近年稀に見る話題作であり,選考委員会の議論を最も長時間占領した.一口で言えば「完璧に練り上げた病棟平面計画・病室平面計画」であり,そのことが他部門に及ぼした影響についてであった.
4床室と2床室を交互に組み合わせ,全てのベッドに窓を設けて個室並みの居住水準・プライバシーを実現し,狭いながらきめ細かく配慮された分散便所・手洗いを設けた,いわゆる個室的多床室の提案である.また,三角形病棟の中央に配置されたナースステーションとナースコーナーが,一体的に配置されたHCUとの関係も含めて,見事に看護動線短縮に貢献している.同一階2看護単位の中央の処理も明快である.エントランス周りのゆとりと,外来診療部の分かりやすさも良い.

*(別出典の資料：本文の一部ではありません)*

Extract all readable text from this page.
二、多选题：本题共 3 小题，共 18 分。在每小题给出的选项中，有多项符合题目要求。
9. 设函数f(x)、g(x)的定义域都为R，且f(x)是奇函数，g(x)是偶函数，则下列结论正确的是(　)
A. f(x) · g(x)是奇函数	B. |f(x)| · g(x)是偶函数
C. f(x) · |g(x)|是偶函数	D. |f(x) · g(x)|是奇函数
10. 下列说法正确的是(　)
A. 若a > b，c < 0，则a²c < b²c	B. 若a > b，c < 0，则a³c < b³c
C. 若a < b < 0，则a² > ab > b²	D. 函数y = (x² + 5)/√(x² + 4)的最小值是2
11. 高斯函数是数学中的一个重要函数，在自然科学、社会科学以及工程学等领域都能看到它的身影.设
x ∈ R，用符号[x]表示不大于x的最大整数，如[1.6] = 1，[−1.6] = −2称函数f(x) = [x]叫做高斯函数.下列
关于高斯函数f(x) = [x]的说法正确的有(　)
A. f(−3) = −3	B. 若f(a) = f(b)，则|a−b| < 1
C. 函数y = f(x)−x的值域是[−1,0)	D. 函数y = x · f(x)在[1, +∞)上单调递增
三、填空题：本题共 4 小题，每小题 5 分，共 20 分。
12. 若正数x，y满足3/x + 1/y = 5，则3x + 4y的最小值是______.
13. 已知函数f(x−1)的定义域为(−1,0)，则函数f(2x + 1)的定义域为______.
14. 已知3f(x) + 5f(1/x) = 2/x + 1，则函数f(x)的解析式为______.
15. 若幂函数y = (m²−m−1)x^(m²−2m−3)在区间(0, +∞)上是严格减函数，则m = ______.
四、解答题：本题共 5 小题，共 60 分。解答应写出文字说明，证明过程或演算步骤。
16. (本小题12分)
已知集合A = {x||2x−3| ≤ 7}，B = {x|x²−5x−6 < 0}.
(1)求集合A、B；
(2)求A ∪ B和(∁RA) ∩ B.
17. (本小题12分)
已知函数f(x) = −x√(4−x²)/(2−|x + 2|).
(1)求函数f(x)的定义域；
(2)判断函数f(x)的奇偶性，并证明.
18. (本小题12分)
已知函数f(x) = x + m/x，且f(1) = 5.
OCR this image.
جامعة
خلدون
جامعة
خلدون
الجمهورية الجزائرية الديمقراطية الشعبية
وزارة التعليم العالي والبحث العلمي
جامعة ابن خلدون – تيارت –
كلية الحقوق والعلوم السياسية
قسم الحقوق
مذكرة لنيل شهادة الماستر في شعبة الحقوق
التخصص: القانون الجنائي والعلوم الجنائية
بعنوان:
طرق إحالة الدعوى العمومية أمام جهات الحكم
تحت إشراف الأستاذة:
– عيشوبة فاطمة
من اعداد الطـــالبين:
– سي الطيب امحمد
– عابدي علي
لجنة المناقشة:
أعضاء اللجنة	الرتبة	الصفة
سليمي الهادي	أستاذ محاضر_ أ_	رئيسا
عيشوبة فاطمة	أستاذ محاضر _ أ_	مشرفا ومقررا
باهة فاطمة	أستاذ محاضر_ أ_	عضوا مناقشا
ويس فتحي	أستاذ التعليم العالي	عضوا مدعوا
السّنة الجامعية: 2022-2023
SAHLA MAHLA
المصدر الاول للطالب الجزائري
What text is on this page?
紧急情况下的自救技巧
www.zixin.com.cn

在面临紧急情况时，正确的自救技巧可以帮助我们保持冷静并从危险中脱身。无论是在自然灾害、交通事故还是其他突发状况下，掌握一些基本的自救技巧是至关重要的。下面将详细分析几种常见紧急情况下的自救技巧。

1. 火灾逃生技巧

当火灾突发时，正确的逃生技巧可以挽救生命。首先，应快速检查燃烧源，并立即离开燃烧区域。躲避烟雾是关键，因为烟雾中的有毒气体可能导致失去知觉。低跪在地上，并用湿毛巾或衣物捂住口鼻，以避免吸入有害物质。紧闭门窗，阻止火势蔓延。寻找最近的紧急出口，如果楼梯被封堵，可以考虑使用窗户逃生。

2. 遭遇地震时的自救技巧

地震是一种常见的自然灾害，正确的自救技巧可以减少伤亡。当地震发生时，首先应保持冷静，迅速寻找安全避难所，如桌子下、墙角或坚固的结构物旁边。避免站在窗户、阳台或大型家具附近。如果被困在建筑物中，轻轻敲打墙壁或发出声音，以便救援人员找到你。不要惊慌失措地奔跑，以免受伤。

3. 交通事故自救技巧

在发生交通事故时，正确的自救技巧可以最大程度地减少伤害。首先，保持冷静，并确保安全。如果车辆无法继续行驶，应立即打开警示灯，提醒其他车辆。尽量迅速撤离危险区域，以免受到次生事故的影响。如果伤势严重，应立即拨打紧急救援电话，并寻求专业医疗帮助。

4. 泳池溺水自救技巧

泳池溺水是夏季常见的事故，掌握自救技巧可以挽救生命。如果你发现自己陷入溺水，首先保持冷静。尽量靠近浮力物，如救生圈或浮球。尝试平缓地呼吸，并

計画上の問題点としては,病棟平面が優先で基壇部分にしわ寄せがきているとか,免震構造でコンパクトにまとめているが(狭い敷地条件もあって)将来の成長変化に対応しにくいとかの意見があった.さらに,計画面での明快さに反して,デザイン面で外観の暗い色彩とか,エレベーターホールの息詰まる狭さとかの不満意見もあった.
個室的多床室の是非をめぐっては,看護の専門家を交えた激しい議論があり,ベッド同士が平行でない違和感と,それでこそ実現したプライバシーとに評価が分かれたが,今後の患者調査が待たれるということで一致した.